Over the driving disco beat, Grace thought she heard the sound of wood splintering just above her head. Before she could react, she was thrown to the ground and Lucas was lying on top of her.
CHAPTER 6
FIFTEEN MINUTES LATER, Grace was back in her suite with Lucas. But they were not alone. Geraldine, George, Tina and Jamie, along with two San Francisco detectives who’d shown up after Lucas had called the shooting in to the police, were also there.
Shooting. The word continued to reverberate in her head like the gunfire that had splintered that nearby pillar. Someone had actually tried to kill her. Or at least frighten her to death, which, if that had been her assailant’s intention, he’d almost succeeded in doing.
“Hey, Kincaid.” A tall man with a lantern jaw and pewter crewcut, who’d introduced himself as Detective Robert MacDonald, greeted Lucas. “I thought you’d quit the bodygua
rd business.”
“I was planning to.” Lucas glanced over at Grace, who was curled into a corner of the ivory brocade sofa, holding the cup of tea Geraldine had ordered from room service. “But something came up.” Although his words were directed at the detective, he didn’t take his gaze from Grace. “Samantha was in a bind. She needed me to do this one last job.”
“Grace,” Tina asked, “is this true? You actually hired a bodyguard?”
“It seemed like a good idea at the time.” The teacup rattled as Grace lowered it to the gilt-rimmed saucer.
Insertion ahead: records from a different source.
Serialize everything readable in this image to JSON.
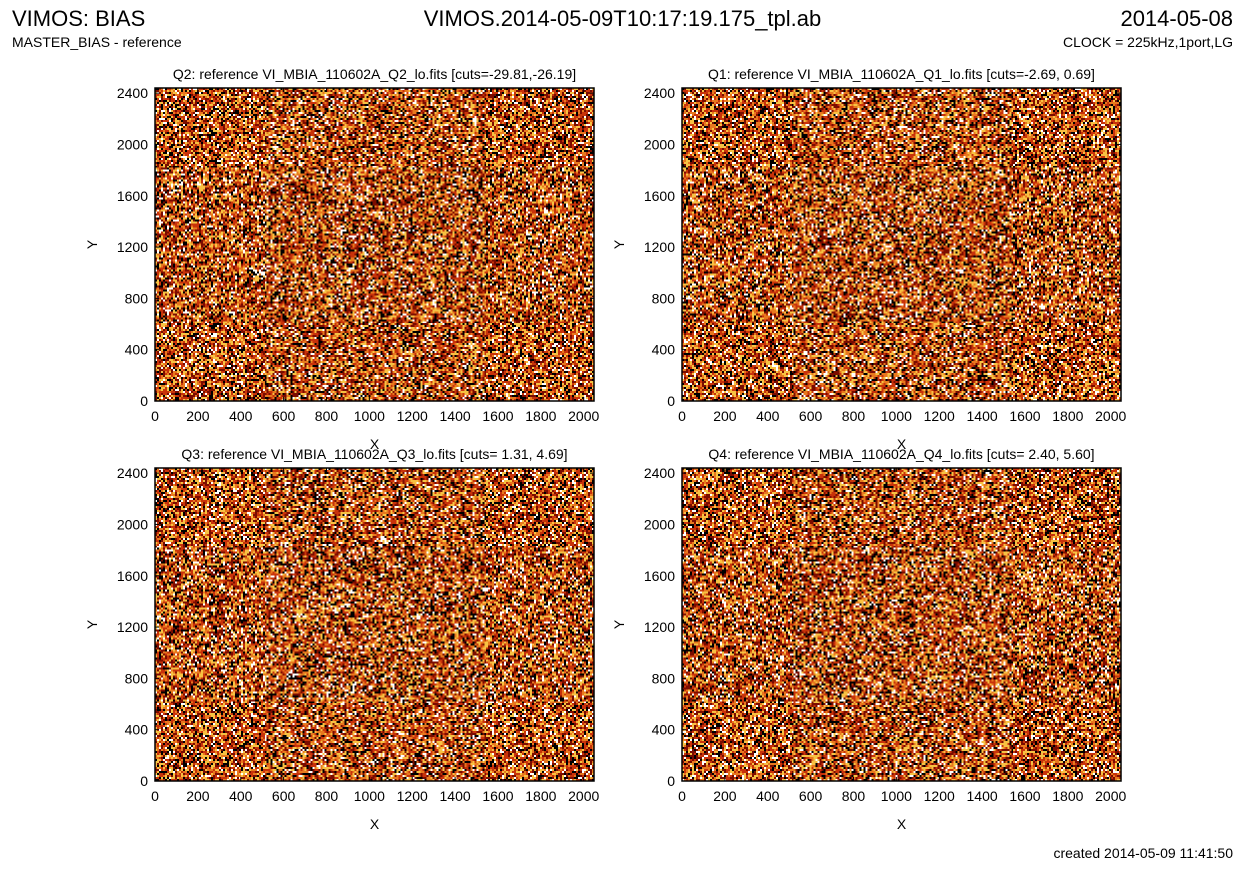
{
  "header": {
    "title_left": "VIMOS: BIAS",
    "subtitle_left": "MASTER_BIAS - reference",
    "title_center": "VIMOS.2014-05-09T10:17:19.175_tpl.ab",
    "title_right": "2014-05-08",
    "subtitle_right": "CLOCK = 225kHz,1port,LG"
  },
  "footer": {
    "created": "created 2014-05-09 11:41:50"
  },
  "colors": {
    "colormap": [
      "#000000",
      "#7a0c00",
      "#c8320a",
      "#e8781e",
      "#f7c243",
      "#ffffff"
    ]
  },
  "chart_data": [
    {
      "type": "heatmap",
      "title": "Q2: reference VI_MBIA_110602A_Q2_lo.fits [cuts=-29.81,-26.19]",
      "xlabel": "X",
      "ylabel": "Y",
      "xlim": [
        0,
        2048
      ],
      "ylim": [
        0,
        2440
      ],
      "xticks": [
        "0",
        "200",
        "400",
        "600",
        "800",
        "1000",
        "1200",
        "1400",
        "1600",
        "1800",
        "2000"
      ],
      "yticks": [
        "0",
        "400",
        "800",
        "1200",
        "1600",
        "2000",
        "2400"
      ],
      "cuts": [
        -29.81,
        -26.19
      ]
    },
    {
      "type": "heatmap",
      "title": "Q1: reference VI_MBIA_110602A_Q1_lo.fits [cuts=-2.69, 0.69]",
      "xlabel": "X",
      "ylabel": "Y",
      "xlim": [
        0,
        2048
      ],
      "ylim": [
        0,
        2440
      ],
      "xticks": [
        "0",
        "200",
        "400",
        "600",
        "800",
        "1000",
        "1200",
        "1400",
        "1600",
        "1800",
        "2000"
      ],
      "yticks": [
        "0",
        "400",
        "800",
        "1200",
        "1600",
        "2000",
        "2400"
      ],
      "cuts": [
        -2.69,
        0.69
      ]
    },
    {
      "type": "heatmap",
      "title": "Q3: reference VI_MBIA_110602A_Q3_lo.fits [cuts= 1.31, 4.69]",
      "xlabel": "X",
      "ylabel": "Y",
      "xlim": [
        0,
        2048
      ],
      "ylim": [
        0,
        2440
      ],
      "xticks": [
        "0",
        "200",
        "400",
        "600",
        "800",
        "1000",
        "1200",
        "1400",
        "1600",
        "1800",
        "2000"
      ],
      "yticks": [
        "0",
        "400",
        "800",
        "1200",
        "1600",
        "2000",
        "2400"
      ],
      "cuts": [
        1.31,
        4.69
      ]
    },
    {
      "type": "heatmap",
      "title": "Q4: reference VI_MBIA_110602A_Q4_lo.fits [cuts= 2.40, 5.60]",
      "xlabel": "X",
      "ylabel": "Y",
      "xlim": [
        0,
        2048
      ],
      "ylim": [
        0,
        2440
      ],
      "xticks": [
        "0",
        "200",
        "400",
        "600",
        "800",
        "1000",
        "1200",
        "1400",
        "1600",
        "1800",
        "2000"
      ],
      "yticks": [
        "0",
        "400",
        "800",
        "1200",
        "1600",
        "2000",
        "2400"
      ],
      "cuts": [
        2.4,
        5.6
      ]
    }
  ]
}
Although she’d made a feeble protest when Lucas had scooped her up from the carpeting, held her against his chest and carried her through the excited throng to the elevator, truthfully, she’d been relieved, since she hadn’t been all that sure that her legs, which were shaking like the rest of her, would have been capable of holding her up.
“I don’t understand,” Geraldine complained. When she took a cigarette out of her bag, George jumped up to light it. “Why on earth would you hire a bodyguard? Not that he’s not lovely to look at,” she amended. Then, realizing that was perhaps not the most politically correct thing to say, she glanced over at Lucas. “No offense intended, darling.”
“None taken,” Lucas agreed easily.
“It’s a bit complicated,” Grace said. “I’ve been getting these letters—”
“The people in the mail room tell me you receive the most fan mail of any of our writers. Even more than the mystery author who writes the whodunits featuring the lesbian black medical examiner.”
“Well, these aren’t exactly fan letters.”
“They’re threats,” Tina revealed flatly.
“Threats?” George asked, his eyes going wide behind the thick lenses of his glasses. “As in death threats?”
“That’s right. And although I’m a little miffed that Grace didn’t see fit to reveal Mr. Kincaid’s true reason for being at the conference, L for one, am grateful he was here,” Tina continued.